I’ve been playing recently with a set of tools for evaluating different distance measures, and it struck me that I could use them to address this issue. Rather than compare hand-composed substitution matrices, however, I felt an automated approach was needed: randomise the matrices, and see what the results looked like. Can we improve on the analysts’ judgement? What are the characteristics of “good” substitution cost matrices?

This gave two problems: how to randomise matrices, and how to judge effectiveness. The latter problem I sorted by defining effectiveness as the ability to predict a covariate of the trajectory, operationalised as the statistical test comparing a model with as RHS variables only simple summaries of the trajectory (start and end values, and cumulated duration in each state) with one that additionally included seven dummies for an eight-category cluster solution based on the distance measure. Given a binary covariate (for instance, whether attended grammar school, using the McVicar-Anyadike Danes data), the “score” is represented by the likelihood-ratio chi-sq. Testing it against simple summaries of the trajectory makes sure that the sequence analysis is giving real added value, and not simply picking up crude characteristics.

Randomising the substitution cost matrix was a little more complicated.
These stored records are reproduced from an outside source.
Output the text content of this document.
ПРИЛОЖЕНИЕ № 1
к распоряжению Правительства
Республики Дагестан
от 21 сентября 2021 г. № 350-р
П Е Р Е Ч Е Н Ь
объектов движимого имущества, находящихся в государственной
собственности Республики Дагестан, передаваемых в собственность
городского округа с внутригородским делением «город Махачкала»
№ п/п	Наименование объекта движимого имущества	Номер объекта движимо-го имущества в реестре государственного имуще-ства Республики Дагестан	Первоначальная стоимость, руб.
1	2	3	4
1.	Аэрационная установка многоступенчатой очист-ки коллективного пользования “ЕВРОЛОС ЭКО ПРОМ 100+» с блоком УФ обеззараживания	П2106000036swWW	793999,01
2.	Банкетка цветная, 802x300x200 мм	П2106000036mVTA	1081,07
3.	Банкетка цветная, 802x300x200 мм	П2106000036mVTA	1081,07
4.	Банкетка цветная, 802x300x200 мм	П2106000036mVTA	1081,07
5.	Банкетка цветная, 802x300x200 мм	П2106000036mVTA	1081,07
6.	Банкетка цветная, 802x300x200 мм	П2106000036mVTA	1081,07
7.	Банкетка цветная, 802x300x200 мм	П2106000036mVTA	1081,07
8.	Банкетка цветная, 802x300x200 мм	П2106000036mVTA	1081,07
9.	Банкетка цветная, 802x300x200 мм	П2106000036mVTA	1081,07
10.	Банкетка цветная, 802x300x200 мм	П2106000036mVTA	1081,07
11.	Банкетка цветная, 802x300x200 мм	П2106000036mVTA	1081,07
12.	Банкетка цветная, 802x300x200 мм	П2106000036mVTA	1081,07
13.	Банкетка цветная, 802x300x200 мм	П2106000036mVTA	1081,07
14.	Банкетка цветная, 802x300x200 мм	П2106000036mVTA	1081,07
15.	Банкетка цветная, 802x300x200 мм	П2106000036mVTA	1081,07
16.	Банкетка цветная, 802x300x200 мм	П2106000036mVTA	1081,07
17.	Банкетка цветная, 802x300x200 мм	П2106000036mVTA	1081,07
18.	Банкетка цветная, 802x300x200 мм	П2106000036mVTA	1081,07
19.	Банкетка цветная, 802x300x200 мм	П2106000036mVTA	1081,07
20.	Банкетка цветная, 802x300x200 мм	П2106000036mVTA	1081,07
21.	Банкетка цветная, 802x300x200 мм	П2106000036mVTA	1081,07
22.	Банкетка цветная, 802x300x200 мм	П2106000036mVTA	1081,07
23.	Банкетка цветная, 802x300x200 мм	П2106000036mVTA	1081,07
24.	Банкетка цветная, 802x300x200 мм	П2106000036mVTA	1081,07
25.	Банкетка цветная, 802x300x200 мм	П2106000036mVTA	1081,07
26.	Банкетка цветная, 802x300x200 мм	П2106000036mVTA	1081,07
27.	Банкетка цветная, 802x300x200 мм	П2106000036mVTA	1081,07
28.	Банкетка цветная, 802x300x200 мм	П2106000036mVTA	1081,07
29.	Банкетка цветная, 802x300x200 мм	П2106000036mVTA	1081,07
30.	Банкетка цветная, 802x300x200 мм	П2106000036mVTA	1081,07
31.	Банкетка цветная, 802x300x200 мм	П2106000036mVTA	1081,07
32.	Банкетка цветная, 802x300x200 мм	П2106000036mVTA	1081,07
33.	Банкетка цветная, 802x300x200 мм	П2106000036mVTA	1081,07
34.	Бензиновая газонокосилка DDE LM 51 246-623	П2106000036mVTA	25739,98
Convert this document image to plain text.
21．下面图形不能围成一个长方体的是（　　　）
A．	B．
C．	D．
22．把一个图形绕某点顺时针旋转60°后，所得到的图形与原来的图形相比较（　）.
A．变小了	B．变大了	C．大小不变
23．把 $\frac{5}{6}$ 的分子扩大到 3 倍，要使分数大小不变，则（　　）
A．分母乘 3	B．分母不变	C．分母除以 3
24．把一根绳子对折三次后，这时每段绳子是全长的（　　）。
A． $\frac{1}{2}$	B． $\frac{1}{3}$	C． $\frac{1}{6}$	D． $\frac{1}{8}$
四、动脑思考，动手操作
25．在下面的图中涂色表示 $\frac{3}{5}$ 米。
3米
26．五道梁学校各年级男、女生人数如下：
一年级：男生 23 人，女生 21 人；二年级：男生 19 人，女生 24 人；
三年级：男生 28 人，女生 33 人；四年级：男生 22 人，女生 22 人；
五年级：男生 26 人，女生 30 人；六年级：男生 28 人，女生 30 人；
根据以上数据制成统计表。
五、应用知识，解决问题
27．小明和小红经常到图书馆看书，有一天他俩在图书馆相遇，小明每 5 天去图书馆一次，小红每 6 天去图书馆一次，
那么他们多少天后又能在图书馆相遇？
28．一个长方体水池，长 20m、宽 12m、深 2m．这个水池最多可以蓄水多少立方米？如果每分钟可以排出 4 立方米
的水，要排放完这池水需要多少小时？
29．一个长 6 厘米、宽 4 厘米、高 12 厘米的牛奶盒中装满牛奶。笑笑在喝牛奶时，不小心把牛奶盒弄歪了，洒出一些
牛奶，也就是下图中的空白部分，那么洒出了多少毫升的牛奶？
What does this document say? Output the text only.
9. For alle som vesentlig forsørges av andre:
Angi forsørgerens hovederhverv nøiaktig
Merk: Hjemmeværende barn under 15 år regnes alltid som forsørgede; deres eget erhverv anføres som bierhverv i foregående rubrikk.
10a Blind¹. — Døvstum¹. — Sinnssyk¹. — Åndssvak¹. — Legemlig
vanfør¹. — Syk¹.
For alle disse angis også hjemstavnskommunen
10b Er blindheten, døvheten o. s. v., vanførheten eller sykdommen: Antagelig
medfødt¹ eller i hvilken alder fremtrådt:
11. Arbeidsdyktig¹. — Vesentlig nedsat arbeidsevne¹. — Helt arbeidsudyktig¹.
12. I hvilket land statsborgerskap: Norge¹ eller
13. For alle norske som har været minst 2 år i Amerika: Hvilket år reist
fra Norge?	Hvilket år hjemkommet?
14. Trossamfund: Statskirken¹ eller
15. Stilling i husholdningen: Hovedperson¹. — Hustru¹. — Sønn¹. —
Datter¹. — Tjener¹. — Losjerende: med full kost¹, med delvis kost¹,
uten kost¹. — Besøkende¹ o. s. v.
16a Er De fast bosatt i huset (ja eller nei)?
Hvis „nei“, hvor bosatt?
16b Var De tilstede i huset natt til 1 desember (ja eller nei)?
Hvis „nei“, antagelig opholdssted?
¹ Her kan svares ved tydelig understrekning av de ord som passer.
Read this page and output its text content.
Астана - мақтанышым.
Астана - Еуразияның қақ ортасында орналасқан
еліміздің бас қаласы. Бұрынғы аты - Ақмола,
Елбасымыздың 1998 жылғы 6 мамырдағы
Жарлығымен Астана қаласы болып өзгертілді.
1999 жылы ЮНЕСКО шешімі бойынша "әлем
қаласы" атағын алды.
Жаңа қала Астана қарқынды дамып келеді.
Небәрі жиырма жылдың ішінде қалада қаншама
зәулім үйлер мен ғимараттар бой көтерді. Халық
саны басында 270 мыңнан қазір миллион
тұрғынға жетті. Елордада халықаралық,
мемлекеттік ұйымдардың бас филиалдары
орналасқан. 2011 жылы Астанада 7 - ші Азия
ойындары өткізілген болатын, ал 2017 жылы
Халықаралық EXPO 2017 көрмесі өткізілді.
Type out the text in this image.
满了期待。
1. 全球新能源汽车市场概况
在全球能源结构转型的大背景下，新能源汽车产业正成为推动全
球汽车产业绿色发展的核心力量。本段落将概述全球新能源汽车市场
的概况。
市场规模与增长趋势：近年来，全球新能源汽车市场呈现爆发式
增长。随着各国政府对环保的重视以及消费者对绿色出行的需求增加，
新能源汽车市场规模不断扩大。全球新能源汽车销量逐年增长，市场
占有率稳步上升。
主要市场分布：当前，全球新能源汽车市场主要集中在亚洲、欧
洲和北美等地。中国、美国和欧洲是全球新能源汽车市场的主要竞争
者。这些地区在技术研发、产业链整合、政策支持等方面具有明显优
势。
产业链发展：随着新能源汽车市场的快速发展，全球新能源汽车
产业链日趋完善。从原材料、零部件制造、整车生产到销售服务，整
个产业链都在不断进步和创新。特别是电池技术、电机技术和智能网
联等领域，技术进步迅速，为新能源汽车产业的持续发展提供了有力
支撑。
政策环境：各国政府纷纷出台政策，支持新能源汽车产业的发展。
Generating a triangle of random values (and its mirror image) doesn’t work, because that will infringe the triangle inequality as often as not, and the optimal matching algorithm yields metric distances only when the substitution costs imply a metric space. The best solution there seemed rather to randomise the location of the states in a virtual Euclidean space, and to derive the distances from their coordinates. For m states you need at most m-1 dimensions. This can be done in a few lines of Mata, Stata’s matrix language.

From there, using Stata’s postfile system (ask, if you’d like to see the code), it is fairly easy to collect results for a large number of runs, matching the substitution matrix with an indel cost of half the maximum substitution cost. Luckily, the plugin-based oma command is fairly quick, so 1,000 runs takes perhaps 15 hours (on an elderly PC).

So what do the results look like? For comparison, the test using Duncan McVicar and Michael Anyadike-Danes’ published substitution costs give a likelihood-ratio statistic of 40.98 (7 df, p<0.001). That is, there is a strong association between having attended grammar school and the 8-group cluster solution, even after controlling for the basic trajectory characteristics.

Here is a histogram of the LR-test statistic for 1,000 runs:

LR-test stat histogram

As we can see, for this specific test, the MVAD costs do quite well: only about 2.5% of random cost structures do better. Clearly for other variables the results are likely to differ, and this sort of test is not necessarily the definitive scale by which to judge sequence analysis, but it does show that the analysts’ judgement worked well in this case.

There’s more to get out of this analysis, in particular to look at the relationship between the substitution costs and the outcome (and here the results are less encouraging), but that’s enough for one blog post.